Cognitive and behavioral aspects of Alzheimer's disease are critical for understanding its impact on patients and developing effective interventions. Vockert et al. explored the cognitive reserve hypothesis, demonstrating that higher personalized fMRI-based cognitive reserve scores can mitigate the effects of AD pathology on cognitive decline, suggesting that educational and lifestyle factors play a significant role in cognitive resilience (ref: Vockert doi.org/10.1038/s41467-024-53360-9/). This highlights the potential for cognitive training and educational interventions to enhance cognitive function in at-risk populations. Gleason et al. investigated the long-term cognitive effects of menopausal hormone therapy, finding no significant impact on cognitive performance over a decade, which raises questions about the efficacy of hormonal interventions in cognitive health (ref: Gleason doi.org/10.1371/journal.pmed.1004435/). Khodadadi Arpanahi et al. conducted a comprehensive study on the progression of Alzheimer's disease using resting-state fMRI, revealing dynamic changes in brain connectivity that correlate with disease stages (ref: Khodadadi Arpanahi doi.org/10.1016/j.arr.2024.102590/). Additionally, Mackin et al. examined cortico-limbic volume abnormalities in late-life depression, finding distinct patterns compared to amyloid pathology, which could inform differential diagnosis and treatment strategies (ref: Mackin doi.org/10.1038/s41380-024-02677-4/). These studies collectively underscore the importance of understanding cognitive and behavioral dimensions of AD to inform clinical practice and improve patient outcomes.

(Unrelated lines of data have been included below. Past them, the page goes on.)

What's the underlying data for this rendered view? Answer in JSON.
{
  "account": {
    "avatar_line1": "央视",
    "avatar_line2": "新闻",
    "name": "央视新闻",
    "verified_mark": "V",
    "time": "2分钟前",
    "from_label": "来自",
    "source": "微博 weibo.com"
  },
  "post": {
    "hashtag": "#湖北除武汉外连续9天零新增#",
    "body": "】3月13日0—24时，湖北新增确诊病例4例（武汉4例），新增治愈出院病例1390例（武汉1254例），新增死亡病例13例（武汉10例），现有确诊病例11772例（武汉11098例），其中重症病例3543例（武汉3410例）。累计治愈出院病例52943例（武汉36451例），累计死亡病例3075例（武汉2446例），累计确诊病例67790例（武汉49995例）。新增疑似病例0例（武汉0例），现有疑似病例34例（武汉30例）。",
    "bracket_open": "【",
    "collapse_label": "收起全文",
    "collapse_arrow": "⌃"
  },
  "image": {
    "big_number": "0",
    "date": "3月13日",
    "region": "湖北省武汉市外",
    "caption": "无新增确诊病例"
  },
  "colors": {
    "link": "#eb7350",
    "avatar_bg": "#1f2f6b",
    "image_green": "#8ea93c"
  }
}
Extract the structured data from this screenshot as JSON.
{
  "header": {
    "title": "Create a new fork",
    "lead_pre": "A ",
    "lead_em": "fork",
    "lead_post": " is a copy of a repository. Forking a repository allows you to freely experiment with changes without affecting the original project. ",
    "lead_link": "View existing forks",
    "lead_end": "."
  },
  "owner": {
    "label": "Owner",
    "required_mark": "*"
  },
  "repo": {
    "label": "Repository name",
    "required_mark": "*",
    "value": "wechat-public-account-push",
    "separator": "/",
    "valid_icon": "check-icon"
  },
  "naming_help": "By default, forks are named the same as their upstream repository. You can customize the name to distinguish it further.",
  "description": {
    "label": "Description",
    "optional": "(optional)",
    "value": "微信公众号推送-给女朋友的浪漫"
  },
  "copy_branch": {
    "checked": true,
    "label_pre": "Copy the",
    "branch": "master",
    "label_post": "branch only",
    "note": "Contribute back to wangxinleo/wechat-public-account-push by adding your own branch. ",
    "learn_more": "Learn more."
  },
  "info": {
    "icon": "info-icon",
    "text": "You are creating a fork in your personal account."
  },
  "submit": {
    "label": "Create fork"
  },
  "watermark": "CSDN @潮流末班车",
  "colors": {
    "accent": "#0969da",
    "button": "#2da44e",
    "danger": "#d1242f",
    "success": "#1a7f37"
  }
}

Translational research in Alzheimer's disease focuses on bridging the gap between laboratory findings and clinical applications. Zha et al. elucidated the gut-microbiome-brain axis, demonstrating how microbiota-derived lysophosphatidylcholine can alleviate AD pathology, suggesting dietary interventions as a potential therapeutic avenue (ref: Zha doi.org/10.1016/j.cmet.2024.10.006/). This highlights the importance of integrating microbiome research into AD treatment strategies. Guo et al. investigated the role of lipidated ApoE in AD, revealing how specific isoforms interact with receptors to influence neurodegeneration, which could inform targeted therapies aimed at modulating lipid metabolism (ref: Guo doi.org/10.1016/j.cell.2024.10.027/). Salloway et al. provided insights into amyloid-related imaging abnormalities (ARIA) in clinical trials, emphasizing the need for careful monitoring of these effects in patients undergoing treatment with anti-amyloid therapies (ref: Salloway doi.org/10.1001/jamaneurol.2024.3937/). Panek et al. introduced a novel drug candidate that modulates cholinergic and GABAergic neurotransmission, representing a promising approach for palliative treatment in AD (ref: Panek doi.org/10.1002/anie.202420510/). These studies collectively illustrate the critical role of translational research in developing effective interventions for Alzheimer's disease, emphasizing the need for a multidisciplinary approach that incorporates genetic, environmental, and therapeutic factors.